Meeting the Trillion-Dollar Challenge: Case Studies

Camila Fonseca Sarmiento, Shreya Yashodhar, Jerry Zhao
Empower
Infrastructure state building

Deferred Infrastructure Maintenance Practices Across Ten States

Publicly owned infrastructure in the US is in a poor state of repair, with an estimated $1 trillion in accumulated deferred maintenance across states. Budget constraints and competing priorities often lead government agencies to postpone or delay planned maintenance to make funds available for other pressing needs. This failure to keep up with repairs results in increased long-term maintenance expenditures, and, in some cases, compromises public safety and health. Despite the growing concern, few states report deferred maintenance needs in their capital budgeting documents, and no comprehensive statewide system exists to assess, value, and fund the infrastructure gap. 

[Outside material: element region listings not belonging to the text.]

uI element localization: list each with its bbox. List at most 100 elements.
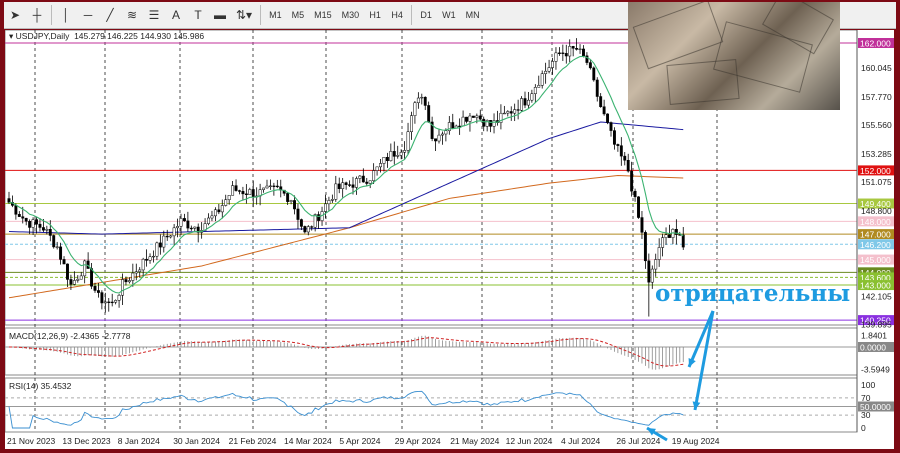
candle-body xyxy=(630,170,634,192)
fibo-channel-icon[interactable]: ☰ xyxy=(143,4,165,26)
candle-body xyxy=(313,214,317,228)
trendline-icon[interactable]: ╱ xyxy=(99,4,121,26)
candle-body xyxy=(482,118,486,127)
candle-body xyxy=(533,87,537,94)
text-icon[interactable]: A xyxy=(165,4,187,26)
candle-body xyxy=(478,115,482,120)
candle-body xyxy=(530,93,534,101)
candle-body xyxy=(640,217,644,233)
timeframe-h4[interactable]: H4 xyxy=(386,4,408,26)
timeframe-h1[interactable]: H1 xyxy=(364,4,386,26)
candle-body xyxy=(275,185,279,188)
candle-body xyxy=(575,48,579,50)
fibonacci-icon[interactable]: ≋ xyxy=(121,4,143,26)
candle-body xyxy=(293,200,296,210)
candle-body xyxy=(650,268,654,283)
candle-body xyxy=(28,221,32,228)
timeframe-w1[interactable]: W1 xyxy=(437,4,461,26)
candle-body xyxy=(561,52,565,54)
candle-body xyxy=(72,280,76,285)
candle-body xyxy=(595,79,599,97)
candle-body xyxy=(227,195,231,201)
timeframe-m15[interactable]: M15 xyxy=(309,4,337,26)
candle-body xyxy=(131,272,135,281)
candle-body xyxy=(385,156,389,162)
timeframe-mn[interactable]: MN xyxy=(461,4,485,26)
level-label: 162.000 xyxy=(860,39,891,49)
candle-body xyxy=(502,112,506,115)
candle-body xyxy=(251,189,255,198)
rsi-line xyxy=(8,390,684,429)
rsi-axis-label: 100 xyxy=(861,380,875,390)
candle-body xyxy=(35,219,38,225)
macd-axis-label: 1.8401 xyxy=(861,330,887,340)
rectangle-icon[interactable]: ▬ xyxy=(209,4,231,26)
date-axis-label: 8 Jan 2024 xyxy=(118,436,160,446)
macd-axis-label: -3.5949 xyxy=(861,365,890,375)
price-axis-label: 139.895 xyxy=(861,320,892,330)
chart-window[interactable]: 162.000 152.000 149.400 148.000 147.000 146.2… xyxy=(5,2,894,449)
rsi-axis-label: 30 xyxy=(861,410,871,420)
candle-body xyxy=(568,46,572,57)
candle-body xyxy=(265,185,269,189)
candle-body xyxy=(664,234,668,238)
macd-label: MACD(12,26,9) -2.4365 -2.7778 xyxy=(9,331,131,341)
candle-body xyxy=(588,62,592,69)
vertical-line-icon[interactable]: │ xyxy=(55,4,77,26)
candle-body xyxy=(289,200,293,202)
text-label-icon[interactable]: T xyxy=(187,4,209,26)
horizontal-line-icon[interactable]: ─ xyxy=(77,4,99,26)
arrow-icon xyxy=(693,310,715,411)
ma-fast-line xyxy=(8,55,684,294)
candle-body xyxy=(48,229,52,236)
candle-body xyxy=(299,219,303,227)
date-axis-label: 21 Nov 2023 xyxy=(7,436,55,446)
candle-body xyxy=(272,185,276,187)
candle-body xyxy=(444,130,448,135)
candle-body xyxy=(86,260,90,269)
toolbar-separator xyxy=(411,5,413,25)
candle-body xyxy=(155,242,159,257)
rsi-panel-border xyxy=(5,377,858,433)
candle-body xyxy=(176,226,180,229)
candle-body xyxy=(296,208,300,220)
candle-body xyxy=(327,200,331,205)
candle-body xyxy=(602,106,606,115)
candle-body xyxy=(396,155,400,157)
timeframe-m5[interactable]: M5 xyxy=(287,4,310,26)
price-axis-label: 160.045 xyxy=(861,63,892,73)
crosshair-icon[interactable]: ┼ xyxy=(26,4,48,26)
candle-body xyxy=(461,116,465,127)
candle-body xyxy=(382,156,386,164)
price-axis-label: 153.285 xyxy=(861,149,892,159)
timeframe-d1[interactable]: D1 xyxy=(415,4,437,26)
candle-body xyxy=(90,268,94,287)
candle-body xyxy=(69,279,73,285)
candle-body xyxy=(7,198,11,203)
date-axis-label: 26 Jul 2024 xyxy=(616,436,660,446)
ma-orange-line xyxy=(8,174,684,299)
candle-body xyxy=(406,131,410,151)
timeframe-m30[interactable]: M30 xyxy=(337,4,365,26)
candle-body xyxy=(492,120,496,127)
candle-body xyxy=(513,109,517,114)
candle-body xyxy=(423,96,427,106)
level-label: 146.200 xyxy=(860,240,891,250)
candle-body xyxy=(471,115,475,118)
cursor-icon[interactable]: ➤ xyxy=(4,4,26,26)
candle-body xyxy=(375,166,379,171)
candle-body xyxy=(83,260,87,277)
candle-body xyxy=(516,109,520,111)
candle-body xyxy=(582,48,585,57)
timeframe-m1[interactable]: M1 xyxy=(264,4,287,26)
shapes-icon[interactable]: ⇅▾ xyxy=(231,4,257,26)
candle-body xyxy=(368,180,372,184)
candle-body xyxy=(45,229,49,231)
candle-body xyxy=(62,259,66,265)
candle-body xyxy=(612,130,616,145)
candle-body xyxy=(475,115,479,118)
candle-body xyxy=(141,258,145,271)
price-axis-label: 157.770 xyxy=(861,92,892,102)
toolbar-separator xyxy=(51,5,52,25)
candle-body xyxy=(306,226,310,233)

However, nine states—Alaska, California, Hawaii, Idaho, Illinois, Massachusetts, Montana, Oklahoma, and Pennsylvania—have implemented statewide efforts to assess and address deferred maintenance. This study explores their policies and methodologies for reporting, valuing, and funding their deferred maintenance needs. We also examine policies in Tennessee, which has reported infrastructure needs for decades, including new construction and deferred maintenance. While it does not provide a specific estimate for its deferred maintenance exposure, Tennessee is included as a case study because of its potential to inform future assessment efforts in other states. 

Policies developed by states such as these to identify, quantify, and fund their deferred infrastructure maintenance needs are especially important today. As the White House and Congress shrink programs and funding benefiting all fifty states, the states will need to become more self-reliant in areas directly affected by infrastructure policies, including public health, education, transportation, and disaster prevention and mitigation. Allowing deferred infrastructure maintenance shortfalls to widen will only present challenges for the funding and delivery of critical public services across the board. 

This report, the first in a series of three published concurrently, compares varying definitions of maintenance and deferred maintenance, policies enabling statewide assessment and reporting, and processes used to assess deferred maintenance needs. It also summarizes accumulated deferred maintenance needs and associated funding allocations, and reviews state strategies to address current gaps and prevent future backlogs. In the other two reports we present (a) toolkits for policymakers and advocates across the US who may wish to emulate the reforms adopted by the nine selected states; and (b) a review of deferred infrastructure maintenance disclosure—or lack thereof—in capital budgets and centralized capital improvement plans across all fifty states.